Am Donnerstag verteilten die örtlichen Behörden im Polizeipräsidium von Les Cayes Spenden aus einem halben Dutzend Ländern, von tibetischem Gletscherwasser aus China bis hin zu japanischen aufblasbaren Matratzen.

Trotz des langsamen Tempos der internationalen Spenden blieb ein Großteil der Hilfsmaßnahmen im Zentrum von Les Cayes eine private Initiative. Die wohlhabenderen Bewohner der Stadt und haitianische Diasporagruppen richteten Suppenküchen ein und brachten Trinkwasser für die Vertriebenen. Aber wenn das Essen in den Lagern ankam, löste es manchmal hektische Raufereien unter den hungrigen Empfängern aus.

„Wenn man 75 Mahlzeiten für Hunderte von Menschen hat, schafft das eine heikle Situation“, sagte Rev. Roosvelt Milfort, ein evangelischer Pastor, der geholfen hat, ein Lager für Vertriebene auf dem Fußballplatz in Les Cayes zu organisieren. “Die Leute werden wütend.”

Ein Mann mit einem Megaphon forderte die Bewohner des Lagers am Donnerstag auf, Nachsicht zu haben und den Gemeindevorstehern zu erlauben, Spenden zu organisieren, um eine gleichmäßige Verteilung zu gewährleisten. „Wenn wir nicht durch das Erdbeben gestorben sind, werden wir nicht verhungern“, tönte die Stimme des Megaphons.

Nach Angaben von Haitis Zivilschutzbeamten kamen bei dem Beben mindestens 2.189 Menschen ums Leben, Hunderte werden noch vermisst und mehr als 12.000 wurden verletzt. Es besteht jedoch die Besorgnis, dass die endgültige Zahl der Todesopfer weitaus höher sein könnte.

Trotz der relativ kurzen Entfernung von der Hauptstadt – in normalen Zeiten eine vierstündige Fahrt – wurden Hilfslieferungen in die betroffenen Gebiete weiterhin durch die Logistik stark eingeschränkt.
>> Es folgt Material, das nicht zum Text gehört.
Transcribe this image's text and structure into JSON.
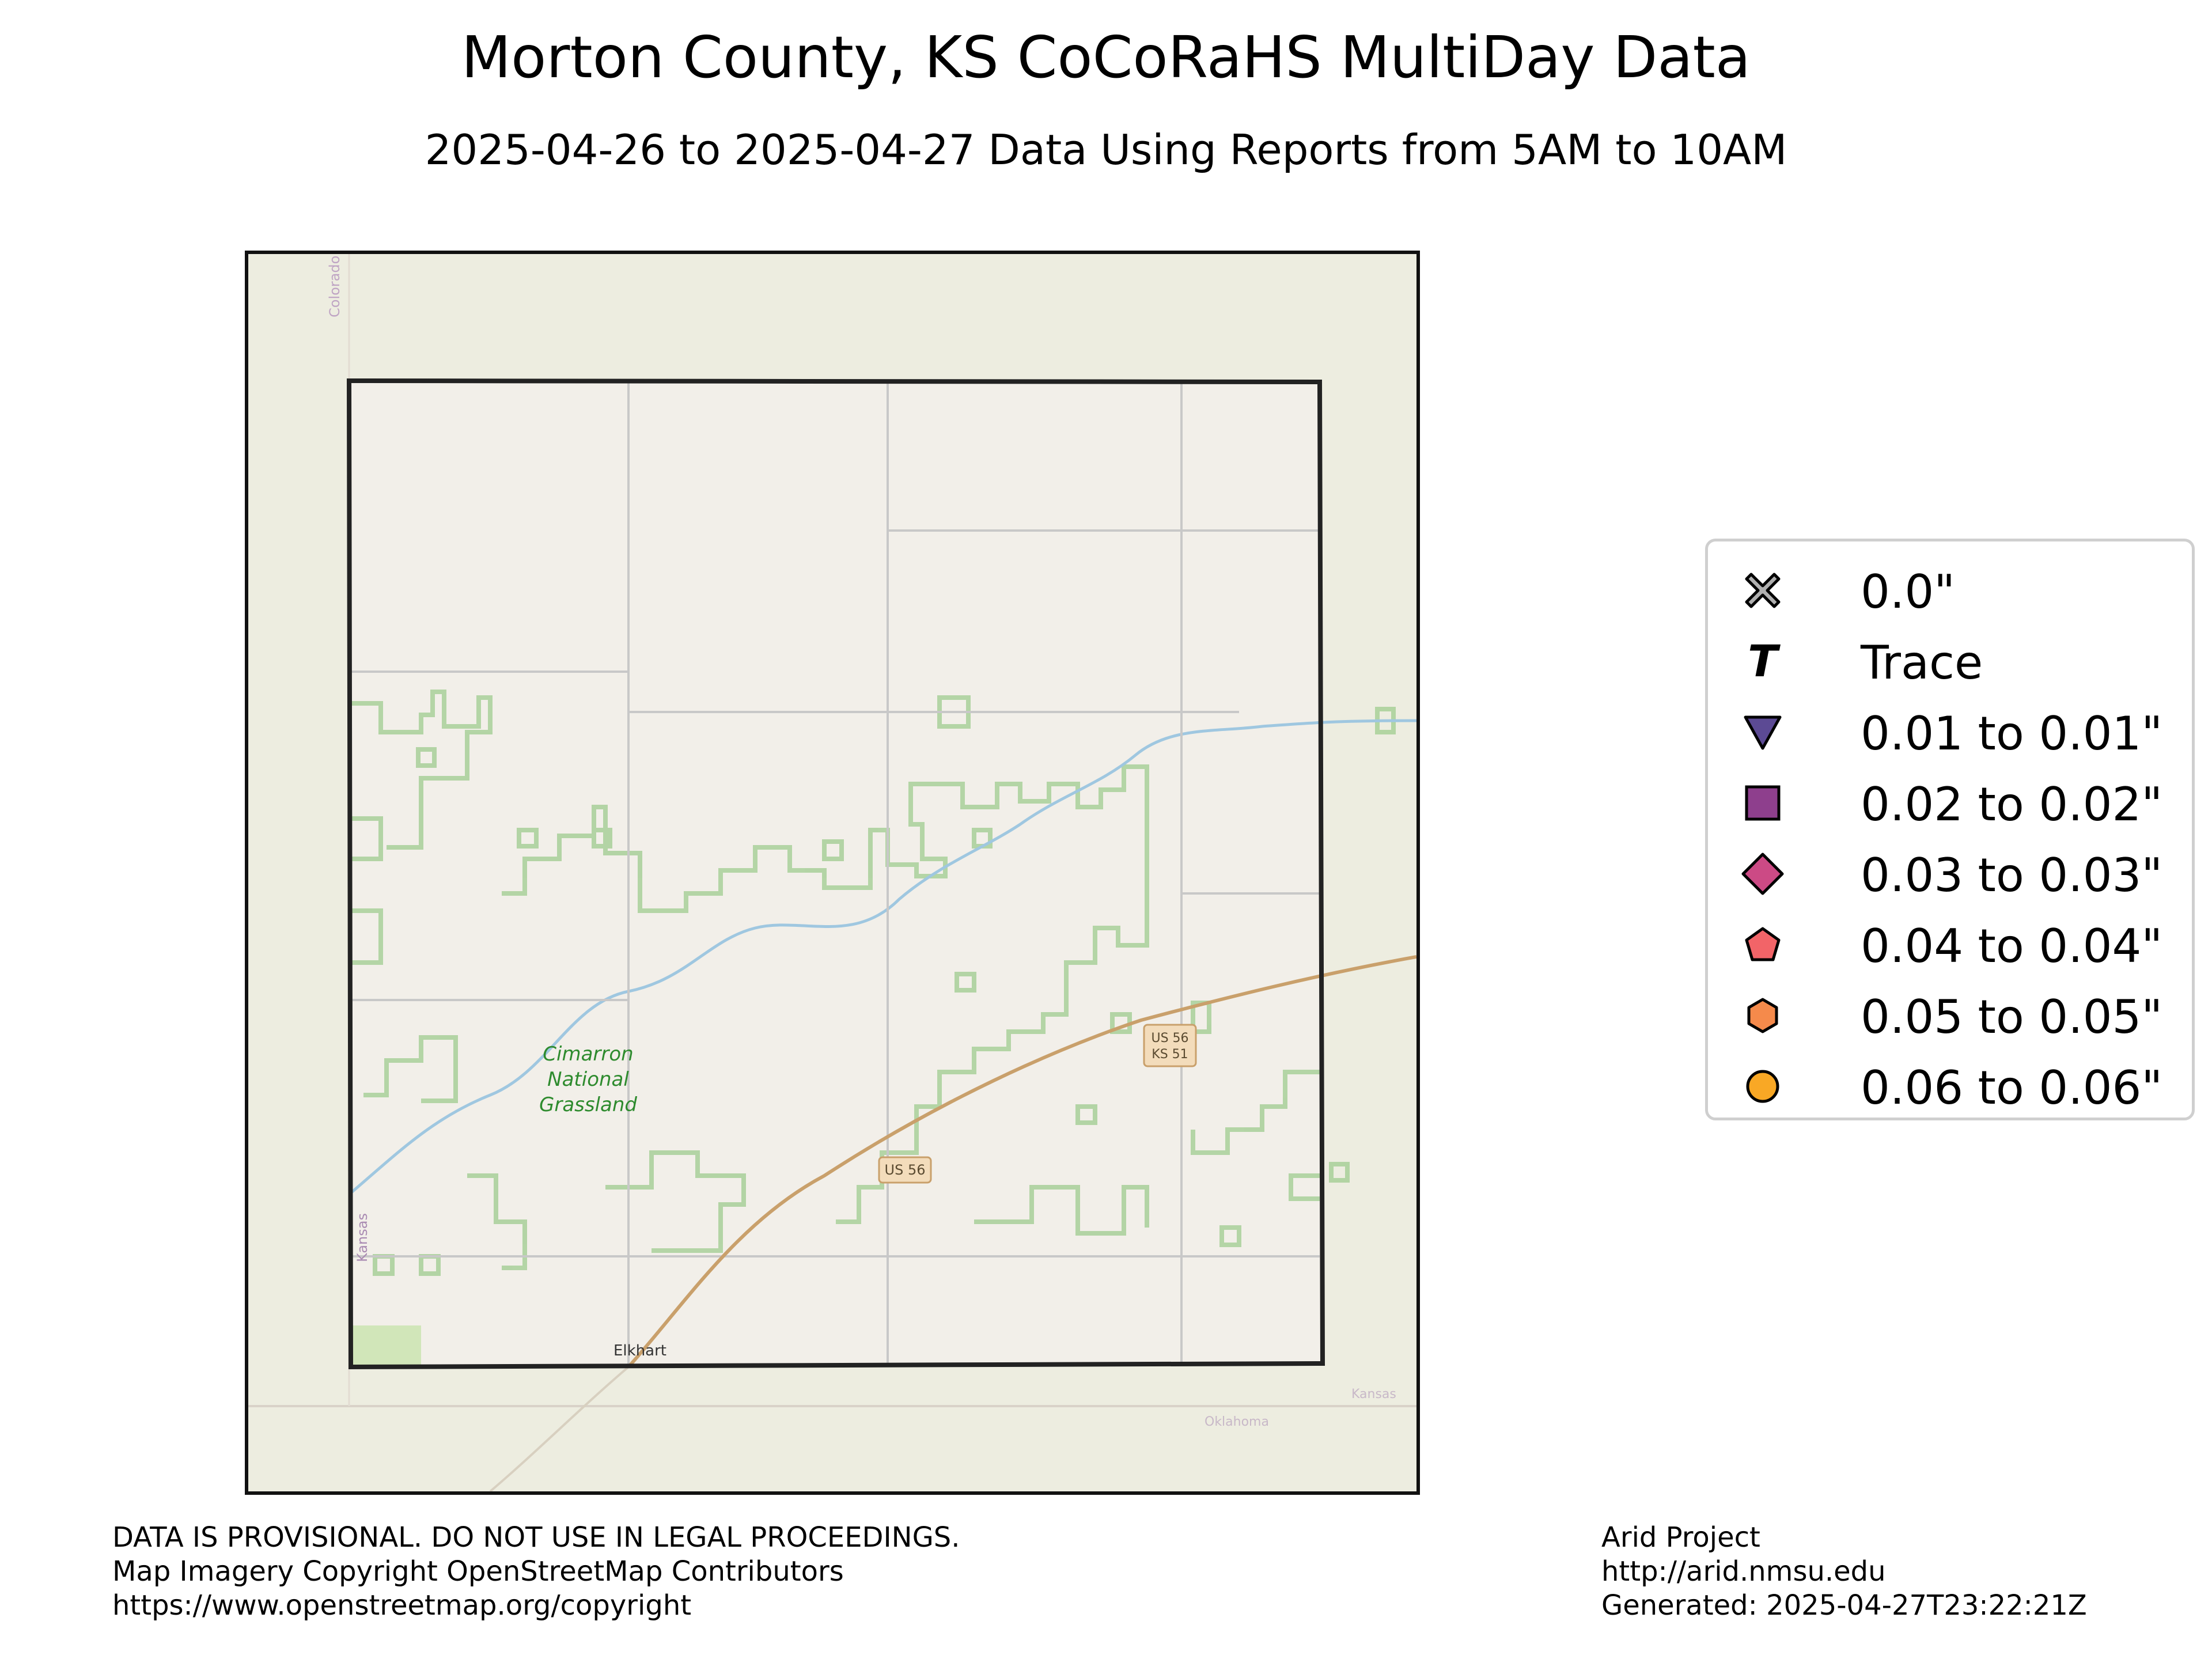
{
  "title": "Morton County, KS CoCoRaHS MultiDay Data",
  "subtitle": "2025-04-26 to 2025-04-27 Data Using Reports from 5AM to 10AM",
  "map": {
    "labels": {
      "colorado": "Colorado",
      "kansas_west": "Kansas",
      "kansas_east": "Kansas",
      "oklahoma": "Oklahoma",
      "grassland_1": "Cimarron",
      "grassland_2": "National",
      "grassland_3": "Grassland",
      "town": "Elkhart",
      "shield_us56_a": "US 56",
      "shield_us56_b": "US 56",
      "shield_ks51": "KS 51"
    },
    "colors": {
      "background": "#edede0",
      "county_fill": "#f2efe9",
      "county_border": "#222222",
      "grassland": "#9fcc8f",
      "river": "#9fc7e0",
      "highway": "#c9a06b",
      "road": "#c8c8c8"
    }
  },
  "legend": {
    "items": [
      {
        "label": "0.0\"",
        "symbol": "x-icon",
        "color": "#b0b0b0"
      },
      {
        "label": "Trace",
        "symbol": "t-icon",
        "color": "#000000"
      },
      {
        "label": "0.01 to 0.01\"",
        "symbol": "triangle-down-icon",
        "color": "#5c4a94"
      },
      {
        "label": "0.02 to 0.02\"",
        "symbol": "square-icon",
        "color": "#8e3f8d"
      },
      {
        "label": "0.03 to 0.03\"",
        "symbol": "diamond-icon",
        "color": "#cc4a85"
      },
      {
        "label": "0.04 to 0.04\"",
        "symbol": "pentagon-icon",
        "color": "#f26468"
      },
      {
        "label": "0.05 to 0.05\"",
        "symbol": "hexagon-icon",
        "color": "#f58a4b"
      },
      {
        "label": "0.06 to 0.06\"",
        "symbol": "circle-icon",
        "color": "#f9a825"
      }
    ]
  },
  "footer": {
    "left": [
      "DATA IS PROVISIONAL. DO NOT USE IN LEGAL PROCEEDINGS.",
      "Map Imagery Copyright OpenStreetMap Contributors",
      "https://www.openstreetmap.org/copyright"
    ],
    "right": [
      "Arid Project",
      "http://arid.nmsu.edu",
      "Generated: 2025-04-27T23:22:21Z"
    ]
  }
}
Bandengewalt hat die entscheidende Arterie von der Hauptstadt in den Süden heimgesucht und einige Vorräte entgleist. Wütende Anwohner auf dem Weg haben auf dem Weg in die betroffene Zone einige Hilfslastwagen angehalten und requiriert, um einige Vorräte für sich selbst zu fordern. Und einige Straßenabschnitte wurden durch Erdrutsche beschädigt, die durch das Erdbeben verursacht wurden.

Emilliene Brice, 61, war am Donnerstag mit 13 Kindern, Enkeln und anderen Verwandten auf dem Fußballplatz Les Cayes unter einem provisorischen Zelt aus Planen und Stöcken geschützt. Ihr Haus war eingestürzt und sie mussten fliehen.
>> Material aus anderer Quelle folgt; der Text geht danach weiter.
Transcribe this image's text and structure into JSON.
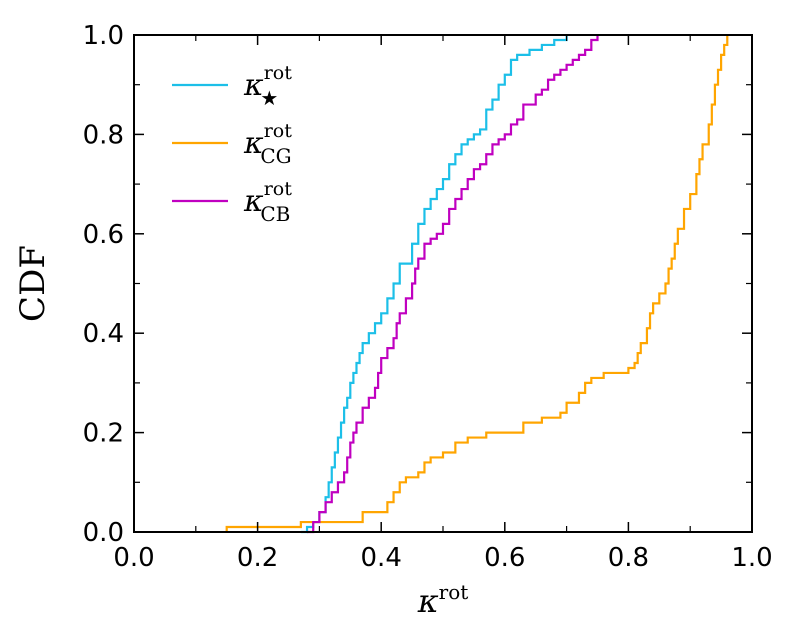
{
  "chart_data": {
    "type": "line",
    "title": "",
    "xlabel": {
      "base": "κ",
      "sup": "rot"
    },
    "ylabel": "CDF",
    "xlim": [
      0.0,
      1.0
    ],
    "ylim": [
      0.0,
      1.0
    ],
    "x_ticks": [
      "0.0",
      "0.2",
      "0.4",
      "0.6",
      "0.8",
      "1.0"
    ],
    "y_ticks": [
      "0.0",
      "0.2",
      "0.4",
      "0.6",
      "0.8",
      "1.0"
    ],
    "grid": false,
    "legend_position": "upper-left",
    "series": [
      {
        "name": "κ★rot",
        "label": {
          "base": "κ",
          "sup": "rot",
          "sub": "★"
        },
        "color": "#1cbfe8",
        "step": true,
        "points": [
          [
            0.27,
            0.0
          ],
          [
            0.28,
            0.01
          ],
          [
            0.29,
            0.02
          ],
          [
            0.3,
            0.04
          ],
          [
            0.31,
            0.07
          ],
          [
            0.315,
            0.1
          ],
          [
            0.32,
            0.13
          ],
          [
            0.325,
            0.16
          ],
          [
            0.33,
            0.19
          ],
          [
            0.335,
            0.22
          ],
          [
            0.34,
            0.25
          ],
          [
            0.345,
            0.27
          ],
          [
            0.35,
            0.3
          ],
          [
            0.355,
            0.32
          ],
          [
            0.36,
            0.34
          ],
          [
            0.365,
            0.36
          ],
          [
            0.37,
            0.38
          ],
          [
            0.38,
            0.4
          ],
          [
            0.39,
            0.42
          ],
          [
            0.4,
            0.44
          ],
          [
            0.41,
            0.47
          ],
          [
            0.42,
            0.5
          ],
          [
            0.43,
            0.54
          ],
          [
            0.44,
            0.54
          ],
          [
            0.45,
            0.58
          ],
          [
            0.46,
            0.62
          ],
          [
            0.47,
            0.65
          ],
          [
            0.48,
            0.67
          ],
          [
            0.49,
            0.69
          ],
          [
            0.5,
            0.71
          ],
          [
            0.51,
            0.74
          ],
          [
            0.52,
            0.76
          ],
          [
            0.53,
            0.78
          ],
          [
            0.54,
            0.79
          ],
          [
            0.55,
            0.8
          ],
          [
            0.56,
            0.81
          ],
          [
            0.57,
            0.85
          ],
          [
            0.58,
            0.87
          ],
          [
            0.59,
            0.9
          ],
          [
            0.6,
            0.92
          ],
          [
            0.61,
            0.95
          ],
          [
            0.62,
            0.96
          ],
          [
            0.64,
            0.97
          ],
          [
            0.66,
            0.98
          ],
          [
            0.68,
            0.99
          ],
          [
            0.7,
            1.0
          ]
        ]
      },
      {
        "name": "κCGrot",
        "label": {
          "base": "κ",
          "sup": "rot",
          "sub": "CG"
        },
        "color": "#ffa500",
        "step": true,
        "points": [
          [
            0.15,
            0.0
          ],
          [
            0.15,
            0.01
          ],
          [
            0.27,
            0.01
          ],
          [
            0.27,
            0.02
          ],
          [
            0.35,
            0.02
          ],
          [
            0.37,
            0.04
          ],
          [
            0.4,
            0.04
          ],
          [
            0.41,
            0.06
          ],
          [
            0.42,
            0.08
          ],
          [
            0.43,
            0.1
          ],
          [
            0.44,
            0.11
          ],
          [
            0.46,
            0.12
          ],
          [
            0.47,
            0.14
          ],
          [
            0.48,
            0.15
          ],
          [
            0.5,
            0.16
          ],
          [
            0.52,
            0.18
          ],
          [
            0.54,
            0.19
          ],
          [
            0.57,
            0.2
          ],
          [
            0.62,
            0.2
          ],
          [
            0.63,
            0.22
          ],
          [
            0.66,
            0.23
          ],
          [
            0.69,
            0.24
          ],
          [
            0.7,
            0.26
          ],
          [
            0.72,
            0.28
          ],
          [
            0.73,
            0.3
          ],
          [
            0.74,
            0.31
          ],
          [
            0.76,
            0.32
          ],
          [
            0.8,
            0.33
          ],
          [
            0.81,
            0.34
          ],
          [
            0.815,
            0.36
          ],
          [
            0.82,
            0.38
          ],
          [
            0.83,
            0.41
          ],
          [
            0.835,
            0.44
          ],
          [
            0.84,
            0.46
          ],
          [
            0.85,
            0.48
          ],
          [
            0.86,
            0.5
          ],
          [
            0.865,
            0.53
          ],
          [
            0.87,
            0.55
          ],
          [
            0.875,
            0.58
          ],
          [
            0.88,
            0.61
          ],
          [
            0.89,
            0.65
          ],
          [
            0.9,
            0.68
          ],
          [
            0.91,
            0.72
          ],
          [
            0.915,
            0.75
          ],
          [
            0.92,
            0.78
          ],
          [
            0.93,
            0.82
          ],
          [
            0.935,
            0.86
          ],
          [
            0.94,
            0.9
          ],
          [
            0.945,
            0.93
          ],
          [
            0.95,
            0.96
          ],
          [
            0.955,
            0.98
          ],
          [
            0.96,
            1.0
          ]
        ]
      },
      {
        "name": "κCBrot",
        "label": {
          "base": "κ",
          "sup": "rot",
          "sub": "CB"
        },
        "color": "#c000c0",
        "step": true,
        "points": [
          [
            0.28,
            0.0
          ],
          [
            0.29,
            0.02
          ],
          [
            0.3,
            0.04
          ],
          [
            0.31,
            0.06
          ],
          [
            0.32,
            0.08
          ],
          [
            0.33,
            0.1
          ],
          [
            0.34,
            0.12
          ],
          [
            0.345,
            0.15
          ],
          [
            0.35,
            0.18
          ],
          [
            0.355,
            0.2
          ],
          [
            0.36,
            0.22
          ],
          [
            0.37,
            0.25
          ],
          [
            0.38,
            0.27
          ],
          [
            0.39,
            0.29
          ],
          [
            0.395,
            0.32
          ],
          [
            0.4,
            0.35
          ],
          [
            0.41,
            0.37
          ],
          [
            0.42,
            0.39
          ],
          [
            0.425,
            0.42
          ],
          [
            0.43,
            0.44
          ],
          [
            0.44,
            0.47
          ],
          [
            0.45,
            0.5
          ],
          [
            0.455,
            0.53
          ],
          [
            0.46,
            0.55
          ],
          [
            0.47,
            0.58
          ],
          [
            0.48,
            0.59
          ],
          [
            0.49,
            0.6
          ],
          [
            0.5,
            0.62
          ],
          [
            0.51,
            0.65
          ],
          [
            0.52,
            0.67
          ],
          [
            0.53,
            0.69
          ],
          [
            0.54,
            0.71
          ],
          [
            0.55,
            0.73
          ],
          [
            0.56,
            0.74
          ],
          [
            0.57,
            0.76
          ],
          [
            0.58,
            0.78
          ],
          [
            0.59,
            0.79
          ],
          [
            0.6,
            0.8
          ],
          [
            0.61,
            0.82
          ],
          [
            0.62,
            0.83
          ],
          [
            0.63,
            0.86
          ],
          [
            0.64,
            0.86
          ],
          [
            0.65,
            0.88
          ],
          [
            0.66,
            0.89
          ],
          [
            0.67,
            0.91
          ],
          [
            0.68,
            0.92
          ],
          [
            0.69,
            0.93
          ],
          [
            0.7,
            0.94
          ],
          [
            0.71,
            0.95
          ],
          [
            0.72,
            0.96
          ],
          [
            0.73,
            0.97
          ],
          [
            0.74,
            0.99
          ],
          [
            0.75,
            1.0
          ]
        ]
      }
    ]
  }
}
„Ich weiß nicht, was ich tun soll, ich verlasse mich auf andere“, sagte die blinde Frau Brice. „Ich weiß nicht, was mich erwartet. Ich kann nichts tun. Ich habe nur meine Kinder und Gott.“

Einige amerikanische Beamte haben vorgeschlagen, dass das Beben in den kommenden Tagen und Wochen noch zu einer stark erhöhten Zahl der Todesopfer führen könnte. Sie verwiesen auf ein wissenschaftliches Modellierungstool des US Geological Survey, bekannt als Prompt Assessment of Global Earthquakes for Response oder PAGER, das Daten über ein Erdbeben mit demografischen und anderen Informationen aus einer betroffenen Region kombiniert, um das Ausmaß der Katastrophe einzuschätzen. einschließlich geschätzter Todesfälle.
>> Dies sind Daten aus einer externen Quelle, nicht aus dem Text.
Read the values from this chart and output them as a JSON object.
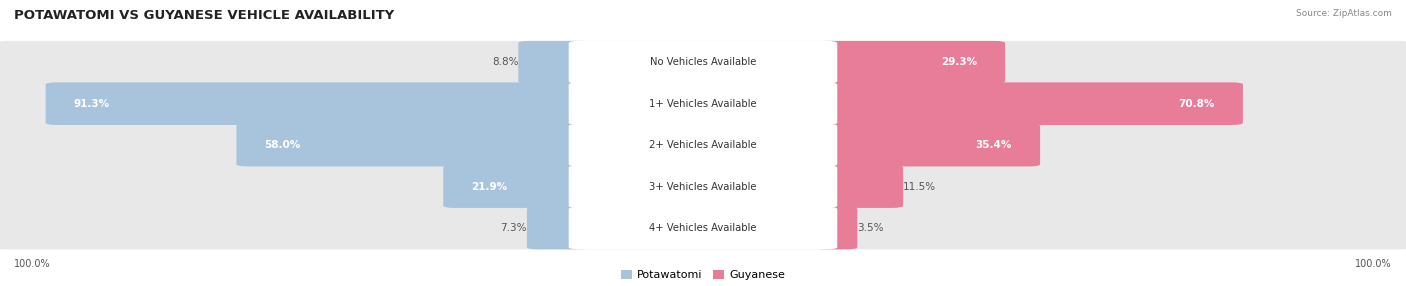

Basierend auf der PAGER-Modellierung könnten die Todesfälle mindestens zehnmal so hoch sein wie die bisher bekannte Zahl, so ein Artikel über das Tool, der am Donnerstag im Scientific American veröffentlicht wurde.

Anatoly Kurmanaev berichtete aus Les Cayes und Maria Abi-Habib aus Port-au-Prince.